Because of the stalled legislative process in Congress, one cannot help to contemplate the mystery of the psychodynamics of political party affiliation, and exactly why we have stalemates in governance regarding important national, state, and community issues, when the well-being of all of us is at stake.
How a person or movement comes to a politically inflexible stance that cements belief into an unyielding position, and how that psychodynamic evolves, is interesting. Regardless of the rationality or facts that are evident which may counter one’s belief, it is rare that there will be a change in belief which will actually change position. Instead, most of us do not accept the possibility we could be wrong, and that someone else may have a better, more reasonable way of approaching a solution. Many times, we all go to great lengths to persist, even though we know our position is weak or wrong.
Inflexibility has its benefits and its drawbacks. Persistence, related to inflexibility, is lauded as a character to be often sought. Persistence beyond the evidence of contrary facts, however, can lead to disaster. Determination is another character often lauded. When persistence and determination are leading one down the wrong path, however, it is metaphorically like walking a tight rope blindfolded.
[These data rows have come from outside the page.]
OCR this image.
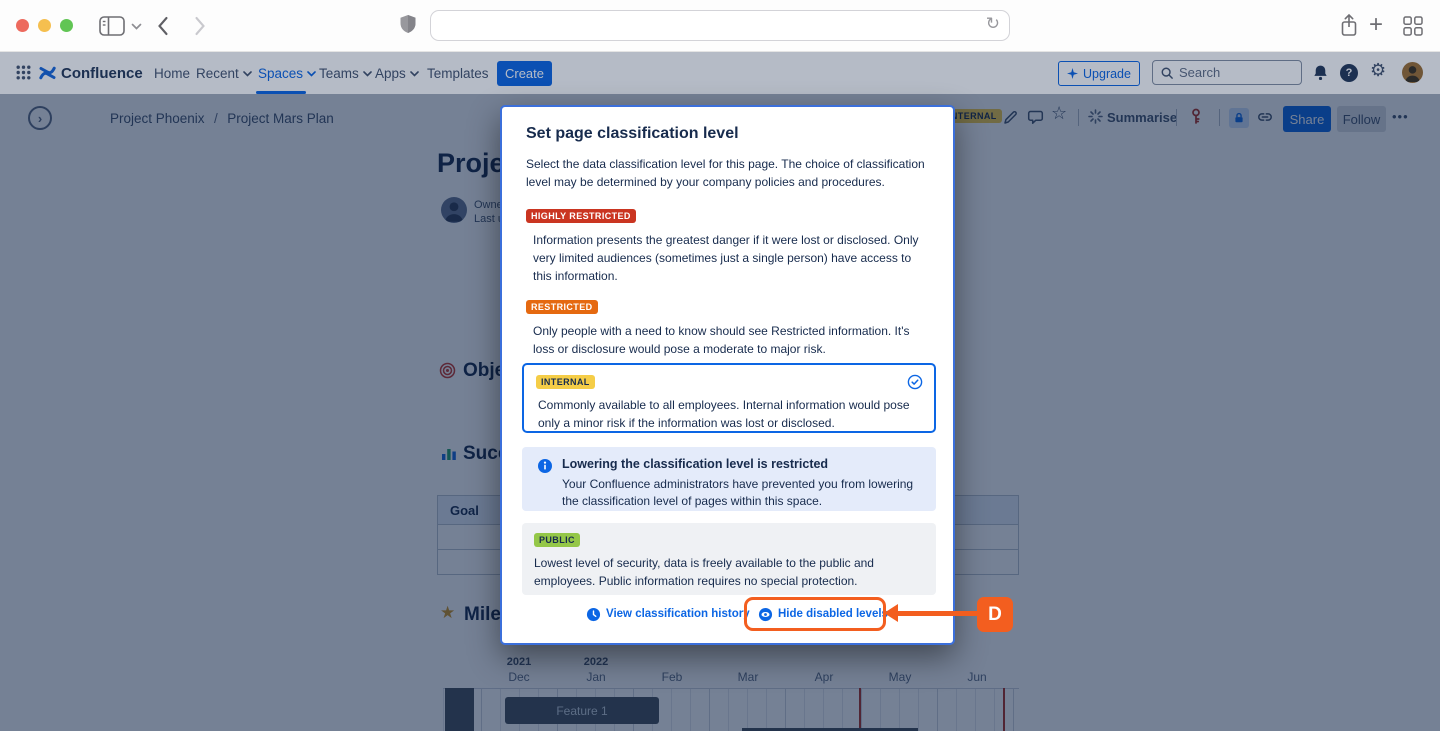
↻	+
Confluence Home Recent Spaces Teams Apps Templates Create	Upgrade
Search	? ⚙
Set page classification level
Select the data classification level for this page. The choice of classification level may be determined by your company policies and procedures.
HIGHLY RESTRICTED
Information presents the greatest danger if it were lost or disclosed. Only very limited audiences (sometimes just a single person) have access to this information.
RESTRICTED
Only people with a need to know should see Restricted information. It's loss or disclosure would pose a moderate to major risk.
INTERNAL
Commonly available to all employees. Internal information would pose only a minor risk if the information was lost or disclosed.
Lowering the classification level is restricted
Your Confluence administrators have prevented you from lowering the classification level of pages within this space.
PUBLIC
Lowest level of security, data is freely available to the public and employees. Public information requires no special protection.
View classification history Hide disabled levels	D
Such is the case existing now in Congress. Although it is evident factually, that policy is being purchased by powerful corporate entities through contributions to legislators, and although it is also accepted that process has prevented true and honest representation, there is little moral obligation as priority to discontinue the practice by effective campaign finance reform. Until that happens we will continue to shackle honest representation by the people we voted to represent us in Congress.